Police in Macedonia arrested 20 people yesterday (1 May), including radical Islamists who reportedly fought with the Taliban in Afghanistan, for the murder of five men at a lake near the capital Skopje in mid-April.
On 13 April five slain Macedonian fishermen were discovered beside a lake at the village of Smiljkovci north of Skopje. Four of the victims were in their late teens or early 20s. The fifth was a man in his 40s.
Interior Minister Gordana Jankulovska said 20 people had been arrested in raids involving 800 police officers at more than 20 locations around the capital. Some would be charged with terrorism, and that the motive behind the attack had been "to spread fear", Jankulovska said.
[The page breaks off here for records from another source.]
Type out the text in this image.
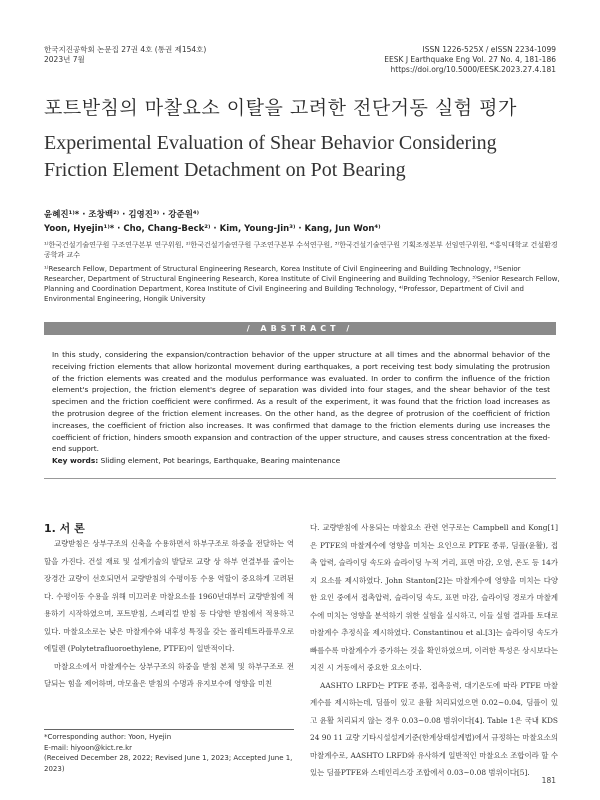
한국지진공학회 논문집 27권 4호 (통권 제154호)
2023년 7월
ISSN 1226-525X / eISSN 2234-1099
EESK J Earthquake Eng Vol. 27 No. 4, 181-186
https://doi.org/10.5000/EESK.2023.27.4.181
포트받침의 마찰요소 이탈을 고려한 전단거동 실험 평가
Experimental Evaluation of Shear Behavior Considering Friction Element Detachment on Pot Bearing
윤혜진¹⁾* · 조창백²⁾ · 김영진³⁾ · 강준원⁴⁾
Yoon, Hyejin¹⁾* · Cho, Chang-Beck²⁾ · Kim, Young-Jin³⁾ · Kang, Jun Won⁴⁾
¹⁾한국건설기술연구원 구조연구본부 연구위원, ²⁾한국건설기술연구원 구조연구본부 수석연구원, ³⁾한국건설기술연구원 기획조정본부 선임연구위원, ⁴⁾홍익대학교 건설환경공학과 교수
¹⁾Research Fellow, Department of Structural Engineering Research, Korea Institute of Civil Engineering and Building Technology, ²⁾Senior Researcher, Department of Structural Engineering Research, Korea Institute of Civil Engineering and Building Technology, ³⁾Senior Research Fellow, Planning and Coordination Department, Korea Institute of Civil Engineering and Building Technology, ⁴⁾Professor, Department of Civil and Environmental Engineering, Hongik University
/ ABSTRACT /
In this study, considering the expansion/contraction behavior of the upper structure at all times and the abnormal behavior of the receiving friction elements that allow horizontal movement during earthquakes, a port receiving test body simulating the protrusion of the friction elements was created and the modulus performance was evaluated. In order to confirm the influence of the friction element's projection, the friction element's degree of separation was divided into four stages, and the shear behavior of the test specimen and the friction coefficient were confirmed. As a result of the experiment, it was found that the friction load increases as the protrusion degree of the friction element increases. On the other hand, as the degree of protrusion of the coefficient of friction increases, the coefficient of friction also increases. It was confirmed that damage to the friction elements during use increases the coefficient of friction, hinders smooth expansion and contraction of the upper structure, and causes stress concentration at the fixed-end support.
Key words: Sliding element, Pot bearings, Earthquake, Bearing maintenance
1. 서 론

교량받침은 상부구조의 신축을 수용하면서 하부구조로 하중을 전달하는 역할을 가진다. 건설 재료 및 설계기술의 발달로 교량 상 하부 연결부를 줄이는 장경간 교량이 선호되면서 교량받침의 수평이동 수용 역할이 중요하게 고려된다. 수평이동 수용을 위해 미끄러운 마찰요소를 1960년대부터 교량받침에 적용하기 시작하였으며, 포트받침, 스페리컬 받침 등 다양한 받침에서 적용하고 있다. 마찰요소로는 낮은 마찰계수와 내후성 특징을 갖는 폴리테트라플루오로에틸렌 (Polytetrafluoroethylene, PTFE)이 일반적이다.

마찰요소에서 마찰계수는 상부구조의 하중을 받침 본체 및 하부구조로 전달되는 힘을 제어하며, 마모율은 받침의 수명과 유지보수에 영향을 미친

다. 교량받침에 사용되는 마찰요소 관련 연구로는 Campbell and Kong[1]은 PTFE의 마찰계수에 영향을 미치는 요인으로 PTFE 종류, 딤플(윤활), 접촉 압력, 슬라이딩 속도와 슬라이딩 누적 거리, 표면 마감, 오염, 온도 등 14가지 요소를 제시하였다. John Stanton[2]는 마찰계수에 영향을 미치는 다양한 요인 중에서 접촉압력, 슬라이딩 속도, 표면 마감, 슬라이딩 경로가 마찰계수에 미치는 영향을 분석하기 위한 실험을 실시하고, 이들 실험 결과를 토대로 마찰계수 추정식을 제시하였다. Constantinou et al.[3]는 슬라이딩 속도가 빠를수록 마찰계수가 증가하는 것을 확인하였으며, 이러한 특성은 상시보다는 지진 시 거동에서 중요한 요소이다.

AASHTO LRFD는 PTFE 종류, 접촉응력, 대기온도에 따라 PTFE 마찰계수를 제시하는데, 딤플이 있고 윤활 처리되었으면 0.02~0.04, 딤플이 있고 윤활 처리되지 않는 경우 0.03~0.08 범위이다[4]. Table 1은 국내 KDS 24 90 11 교량 기타시설설계기준(한계상태설계법)에서 규정하는 마찰요소의 마찰계수로, AASHTO LRFD와 유사하게 일반적인 마찰요소 조합이라 할 수 있는 딤플PTFE와 스테인리스강 조합에서 0.03~0.08 범위이다[5].

*Corresponding author: Yoon, Hyejin
E-mail: hiyoon@kict.re.kr
(Received December 28, 2022; Revised June 1, 2023; Accepted June 1, 2023)
181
Most of those arrested were Macedonian citizens, she added.
"Some of them are followers of radical Islam ... and some are members of a group that fought in Afghanistan and Pakistan on the side of the Taliban against NATO troops," Jankulovska told a news conference.
The former Yugoslav republic has around 175 soldiers operating alongside NATO in Afghanistan, but its bid to join the alliance is blocked by a dispute with neighbouring Greece over its use of the name Macedonia.
Although it became an EU candidate in 2005, Macedonia has for seven years now been unable to start accession negotiations because over Greek concerns over the use of the "Republic of Macedonia" (see background).
Macedonia avoided civil war in 2001 when Western diplomacy halted fighting between government forces and ethnic Albanian guerrillas.
A peace deal offered Macedonia's Albanians, most of whom practice a moderate form of Islam, greater rights and representation, but the two communities still live largely separate lives.
In 2002, Macedonia's then government said police had killed seven "mujahideen terrorists" plotting to attack Western embassies in Skopje.
Prosecutors later said the dead were Asian migrants, killed in an elaborate plot hatched by the Interior Ministry to win favour with the West months after the September 11 attacks.
The August 2001 Ohrid Framework Agreement, brokered by Western powers and which halted the brinkmanship between the ethnic-Albanian communities in northern Macedonia (organised militarily in the National Liberation Army) and Macedonian forces will have to be "fully implemented" in order for the country to start accession talks, Peter Stano, a spokesman for Enlargement Commissioner Štefan Füle, said earlier this year.